Pikkuli launches its edu content developer network

Pikkuli content – animation series, books, and emotion cards, as well as applications – are already in use in many kindergartens around Finland. A nationwide network of top early childhood education professionals has been gathered around Pikkuli to develop a unified Pikkuli pedagogy. In addition to Finland, the distribution of pedagogical content is aimed at international markets, as the Pikkuli animation series is already known in dozens of countries.

At the heart of the brand are social and emotional skills

About a hundred applications were received by the Pikkuli pedagogues’ developer network, from which 20 experts were selected to create a basis for Pikkuli pedagogy. “The animation series was made as touching and fun as possible, and the educational use has come afterward.
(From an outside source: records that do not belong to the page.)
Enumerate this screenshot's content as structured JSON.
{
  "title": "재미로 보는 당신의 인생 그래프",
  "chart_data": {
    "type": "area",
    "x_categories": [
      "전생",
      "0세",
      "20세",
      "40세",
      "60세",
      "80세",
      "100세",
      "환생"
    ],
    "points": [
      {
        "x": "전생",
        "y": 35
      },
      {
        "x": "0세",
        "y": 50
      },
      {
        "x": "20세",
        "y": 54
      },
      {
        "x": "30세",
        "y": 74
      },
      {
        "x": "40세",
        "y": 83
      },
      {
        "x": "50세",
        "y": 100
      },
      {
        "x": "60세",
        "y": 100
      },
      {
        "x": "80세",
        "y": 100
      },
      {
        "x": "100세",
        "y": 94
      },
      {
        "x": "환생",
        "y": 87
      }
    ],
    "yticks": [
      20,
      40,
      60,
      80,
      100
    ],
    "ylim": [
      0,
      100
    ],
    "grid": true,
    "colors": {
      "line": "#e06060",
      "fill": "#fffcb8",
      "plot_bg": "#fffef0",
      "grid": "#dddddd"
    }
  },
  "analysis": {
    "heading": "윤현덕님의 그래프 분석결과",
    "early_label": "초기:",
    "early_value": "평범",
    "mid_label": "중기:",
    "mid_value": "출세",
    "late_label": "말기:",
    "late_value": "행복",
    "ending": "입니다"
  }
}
That is why we need a pedagogical model around the Pikkuli stories and also comprehensive teaching packages for children of different ages,” says Metsämarja Aittokoski, Pikkuli’s developer.

Remote meetings in active use

The inaugural meetings of the developer network were held as video calls. “Remote meetings were a great solution! If there had been no gathering restrictions caused by the corona, we would probably have started with meetings in southern Finland, which would have eliminated some great participants. In addition, everyone is now used to working remotely, which enables full cooperation both in Finland and internationally. I think this is a good indication of how companies can adapt to interest rate restrictions,” describes Meri Seistola, the operational director for the educational developers’ network.

Pikkuli TV series development started in 2013. “We weren’t planning to produce an educational concept back but after the production was ready in July 2015 we contacted Turku University Department of education. The researchers analyzed all 26 episodes and, according to that study, the Pikkuli TV series can be used especially for teaching social and emotional skills. With Pikkuli the children can learn to identify and name feelings, as well as learn social skills like teamwork and problem solving,” says Metsämarja Aittokoski. After that study Pikkuli got accepted to xEdu, which is an accelerator of educational start-ups, operating in Finland. There are also experiments made with the autistic children how holding Pikkuli toys help them. “Getting to know the character from the TV series helps kids with sensory defensiveness disorder like the child doesn’t like to be touched or cuddled,” says the study.